Friday, September 23, 2011

Pedigree Charts in Genealogy

By Karen Utter Jennings
            This week I want to talk about using pedigree charts.  These charts focus on your direct ancestral line.  Picture a tree with the central trunk and branches leading from the trunk.  Pedigree charts resemble the tree; the branches represent family members stemming from the leading family member.  Only each person’s mother and father are listed on the charts.  Pedigree charts differ from family group charts because they focus on direct lines  and only birth, death, and marriage dates.  Group sheets provide space for a family group and much more information on them. 
            Begin filling out your pedigree chart with yourself, then your father and mother, your father’s parents, and continue on displaying the line of your direct ancestors back in time.  The standard pedigree chart measures 8 ½ by 11 inches format and displays four generations.  Larger pedigree charts are available that can hold more generations, but they are not used as much as the standard size. 
            When filling out pedigree charts, assign the number 1 to yourself or the family member you are tracing on the first line.  The information on your father (or ancestor #1’s father) is entered as number two on the chart, with your mother being number three.  The male line follows the upper track, while the female line follows the bottom track.  Male ancestors are assigned the even numbers and female ancestors are assigned the odd numbers.
            When you have filled in the four generations on the chart, you will need to create additional charts for each of the individual family members on the first chart.  Pedigree charts offer an easy-to-read format that helps you keep track of your family members.  Genealogy software programs generate pedigree charts in the same standard format.
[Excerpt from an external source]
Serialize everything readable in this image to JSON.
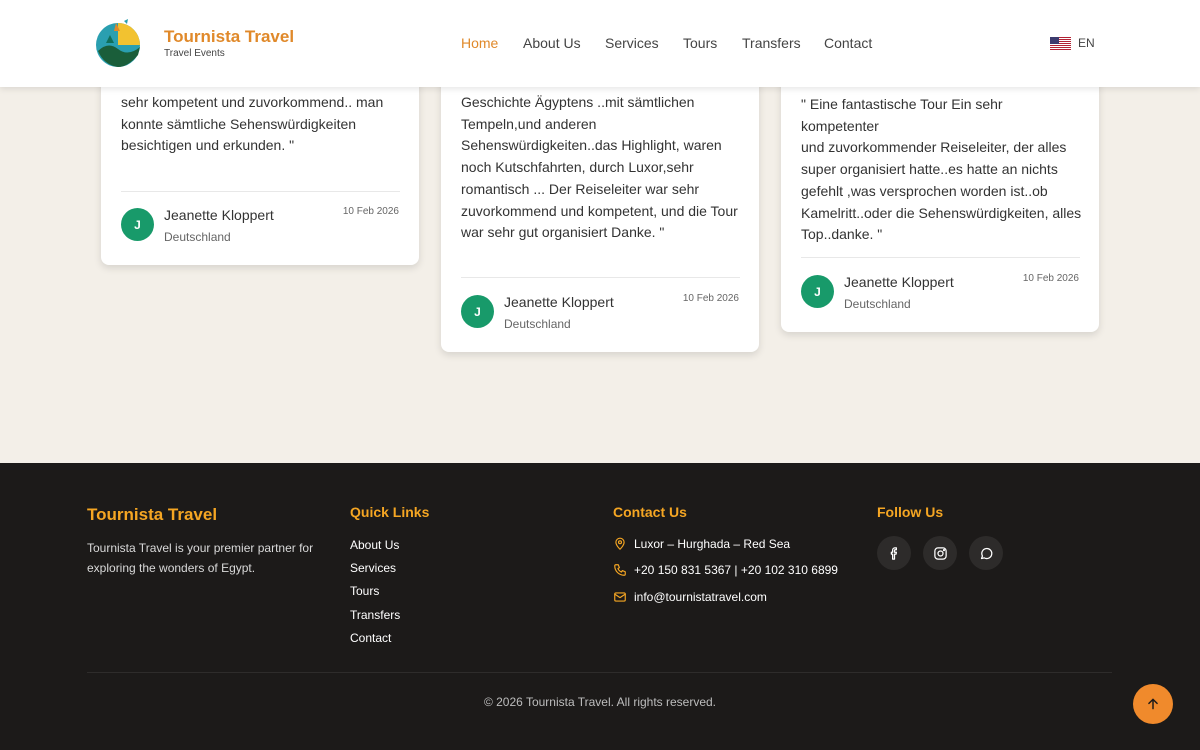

Wednesday, September 7, 2011



            Every summer I watch two of my grandchildren, Kendal and Kynsey, ages 11 and 10 respectively.  On the eve of the first day of school, we decided we needed to go somewhere before our summer vacation from school ended.  We decided to go to   George Washington Carver, as it had been a while since we were there together.
            As we drove, the kids chattered about what they wanted to do when we got there.  Kynsey hoped the lab was open so she could make peanut butter and Kendal looked forward to looking under the microscope at the cool specimen slides.    
            After we poked around inside the building, it was time to hit the walking trail.  The afternoon was sunny and hot, but we were dressed in light clothing and summer shoes.  A slight breeze ruffled our hair and sent the leaves raining down on us as we walked.   
            Winding through the woods on the trail, we enjoyed our time together.  The pond was alive with critters.   A line of turtles were enjoying the sun too much to move off the log when we passed by.  Monstrous bullfrogs leaped for the safety of the water, though, when we made noise.
            When we reached the cabin, I reminded the kids about the log cabins our Utter ancestors built and lived in down in McDonald County.  They inspected the cabin with great curiosity.  We talked about gathering wood for the fireplace and hauling water from the nearby stream.
            At the Carver Family cemetery, we talked about death, burial, graves and cemetery stones.  Kendal and Kynsey compared the elaborate stones to the simple ones.  They know how to do rubbings, as we’ve done that on our family’s headstones. 
            The trip to Carver National Monument turned into a mini lesson about how our ancestors lived and worked.  Every chance I get, I share genealogy with my four grandkids.  They know about the research I do and they go with me to cemeteries and libraries.
            I feel it is my duty to teach children about our heritage.  To help them understand where we came from and to cherish our ancestor’s way of life.   Until next week, I wish you well on your genealogy journey. 

NOTE: Dear Readers, this was written for September 16, 2009 edition of THE POST newspaper. Since fall is in the air at our house and the days are wonderfully in the 70's, I thought it would be nice to republish this right now.